Après avoir dirigé trois petits partis, occupé tous les postes de la République ou presque et brigué trois fois la magistrature suprême, François Bayrou voit ses efforts récompensés. Si au cours de sa carrière le Béarnais a accepté de ronger son frein et d’avaler tant de couleuvres, c’est qu’il est doté d’une confiance en soi à faire pâlir Jupiter.
Longtemps François Bayrou va se coucher de bonne heure devant les héritiers en politique que sont les Baudis, les Barrot, les Méhaignerie, les Bosson, tous nés coiffés d’une circonscription douillette, tous promis à des ministères. L’agrégé de lettres reçu à une modeste 76e place ronge son frein durant seize longues années en servant de scribe à l’ensemble de la famille démocrate-chrétienne. Il est tour à tour la plume de Jean Lecanuet, de Pierre Pflimlin, de Pierre Méhaignerie, d’une kyrielle d’augustes inconnus « fils de » et l’éditorialiste de Démocratie moderne, l’hebdomadaire du parti.
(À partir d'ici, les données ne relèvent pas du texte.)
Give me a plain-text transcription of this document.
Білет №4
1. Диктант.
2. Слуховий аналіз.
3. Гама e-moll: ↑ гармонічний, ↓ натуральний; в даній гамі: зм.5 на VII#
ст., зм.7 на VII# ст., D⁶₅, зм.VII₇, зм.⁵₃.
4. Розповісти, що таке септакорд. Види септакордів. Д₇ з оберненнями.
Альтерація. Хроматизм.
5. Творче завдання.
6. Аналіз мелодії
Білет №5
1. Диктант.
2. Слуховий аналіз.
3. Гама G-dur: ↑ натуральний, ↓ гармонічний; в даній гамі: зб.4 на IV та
Il gratte, gratte, gratte et, surtout, cajole ces importants qui ouvrent rarement un livre et qui s’amusent de ce fils d’agriculteur aux longs cheveux bouclés qui n’a pas encore complètement vaincu ses difficultés d’élocution.
« Où est François ? Il n’a pas rendu son texte ! » sera la question la plus entendue au siège du CDS du boulevard Saint-Germain. En ces temps-là, le centrisme communie dans l’extase du giscardisme triomphant.